Bu nedenle Federal Almanya Cumhuriyeti Dışişleri Bakanlığı, 1 Ağustos 2014'ten bu yana Batı Afrika'ya seyahat etmemenizi tavsiye ediyor. Dünya Sağlık Örgütü (WHO) ayrıca Ebola salgınını uluslararası bir acil durum ilan etti.
tamamlayıcı tedavi
Ebola vakalarının çoğunda tedavi sonrası önlemler veya seçenekler ciddi şekilde sınırlıdır. İlgili kişinin ölümünün önlenmesi için hastalığın mümkün olan en kısa sürede bir doktor tarafından tedavi edilmesi gerekir. Tedavi yoksa kendi kendine iyileşme gerçekleşemez ve hastalığın semptomları çok yoğunlaşır.
Bu nedenle Ebola, başka komplikasyonların olmaması için hastalığın erken teşhisi ve tedavisine odaklanır. Etkilenen kişi her durumda kendini izole etmeli ve diğer insanlarla temas etmemelidir. Daha fazla enfeksiyonu önlemenin tek yolu budur. Tedavi genellikle ilaç alınarak yapılır.
İç kanamayı ve diğer şikayetleri hafifletmek için doğru doz ve düzenli alımın sağlanması önemlidir. Semptomlar yatıştıktan sonra bile, hasarı belirlemek ve tedavi etmek için iç organların tıbbi muayeneleri yapılmalıdır. Hastalık geç fark edilir ve tedavi edilirse, etkilenenlerin yaşam beklentisi Ebola tarafından önemli ölçüde azaltılır. Daha fazla takip önlemi genellikle gerekli değildir.
Bunu kendin yapabilirsin
Ebola, hayatı tehdit eden akut bir bulaşıcı hastalıktır. Hastalığın ciddiyeti ve enfeksiyon riski nedeniyle, hastalar hiçbir koşulda tedaviyi kendileri kontrol etmeye çalışmamalıdır.
Eboladan muzdarip insanlar, ilk semptomlardan hemen sonra tıbbi yardım almalıdır. Bu nedenle, hastaların kendilerine hastalığa yardım etmeleri için neredeyse hiç seçenek yoktur. Odak noktası, özellikle tıbbi aktif bileşenlerin alımıyla ilgili olarak doktorun talimatlarına yöneliktir.
Muhtemelen etkilenenler için tek önlem, bedeni dinlendirmek ve fiziksel zayıflık hissini arttırmamak için fiziksel aktiviteyi olabildiğince durdurmaktır. Hareketten kaçınmak, hastaların etkileyebileceği neredeyse tek önlemdir. Diğer tüm tedavi kararları sorumlu doktorlar tarafından verilir.

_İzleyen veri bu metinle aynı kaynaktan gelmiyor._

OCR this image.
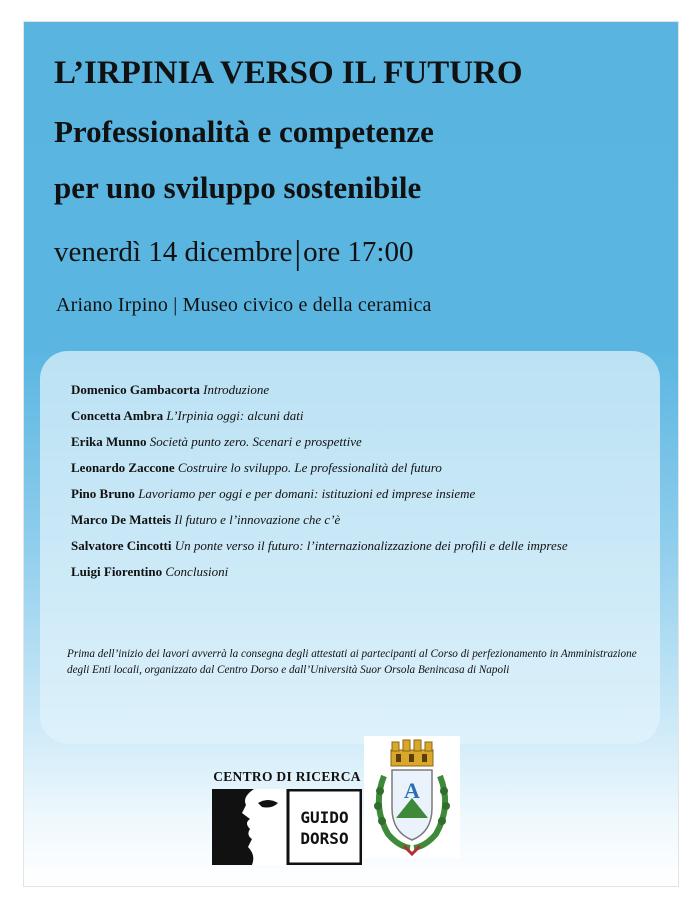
L’IRPINIA VERSO IL FUTURO
Professionalità e competenze
per uno sviluppo sostenibile
venerdì 14 dicembre|ore 17:00
Ariano Irpino | Museo civico e della ceramica
Domenico Gambacorta Introduzione
Concetta Ambra L’Irpinia oggi: alcuni dati
Erika Munno Società punto zero. Scenari e prospettive
Leonardo Zaccone Costruire lo sviluppo. Le professionalità del futuro
Pino Bruno Lavoriamo per oggi e per domani: istituzioni ed imprese insieme
Marco De Matteis Il futuro e l’innovazione che c’è
Salvatore Cincotti Un ponte verso il futuro: l’internazionalizzazione dei profili e delle imprese
Luigi Fiorentino Conclusioni

Prima dell’inizio dei lavori avverrà la consegna degli attestati ai partecipanti al Corso di perfezionamento in Amministrazione degli Enti locali, organizzato dal Centro Dorso e dall’Università Suor Orsola Benincasa di Napoli

CENTRO DI RICERCA
GUIDO
DORSO
A
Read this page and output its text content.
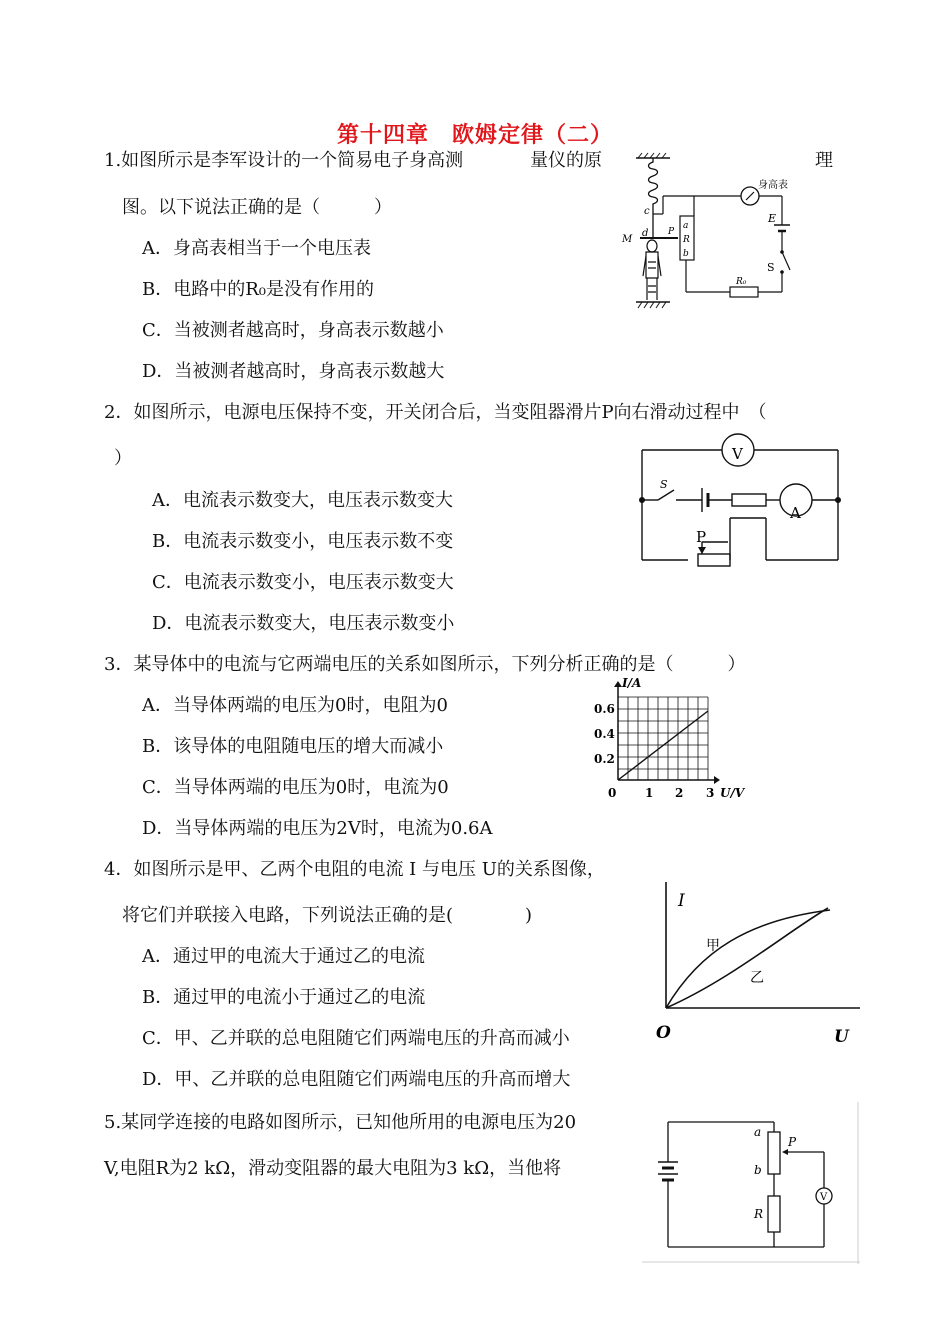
第十四章　欧姆定律（二）
1.如图所示是李军设计的一个简易电子身高测	量仪的原	理
图。以下说法正确的是（　　　）
A．身高表相当于一个电压表
B．电路中的R₀是没有作用的
C．当被测者越高时，身高表示数越小
D．当被测者越高时，身高表示数越大
身高表
E
S
R₀
a
R
b
P
d
c
M
2．如图所示，电源电压保持不变，开关闭合后，当变阻器滑片P向右滑动过程中　（
）
A．电流表示数变大，电压表示数变大
B．电流表示数变小，电压表示数不变
C．电流表示数变小，电压表示数变大
D．电流表示数变大，电压表示数变小
V
A
P
S
3．某导体中的电流与它两端电压的关系如图所示，下列分析正确的是（　　　）
A．当导体两端的电压为0时，电阻为0
B．该导体的电阻随电压的增大而减小
C．当导体两端的电压为0时，电流为0
D．当导体两端的电压为2V时，电流为0.6A
I/A
U/V
0.6
0.4
0.2
0 1 2 3
4．如图所示是甲、乙两个电阻的电流 I 与电压 U的关系图像，
将它们并联接入电路，下列说法正确的是(　　　　)
A．通过甲的电流大于通过乙的电流
B．通过甲的电流小于通过乙的电流
C．甲、乙并联的总电阻随它们两端电压的升高而减小
D．甲、乙并联的总电阻随它们两端电压的升高而增大
I
U
O
甲
乙
5.某同学连接的电路如图所示，已知他所用的电源电压为20
V,电阻R为2 kΩ，滑动变阻器的最大电阻为3 kΩ，当他将
a
P
b
R
V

Başkaları için enfeksiyon riskini azaltmak için, hastalar kesinlikle karantina önlemlerine uyarlar ve hiçbir koşulda ilgili talimatlara karşı gelmeye çalışmazlar. Aksi takdirde, diğer insanların hayatlarını ciddi şekilde tehlikeye atarlar. Ek olarak, hastalar ishal semptomları için sıvı replasmanı veya iç kanama için ilaç gibi tüm reçeteli ilaçları alır. Genellikle uyarlanmış yemekler veya infüzyonlar alırlar.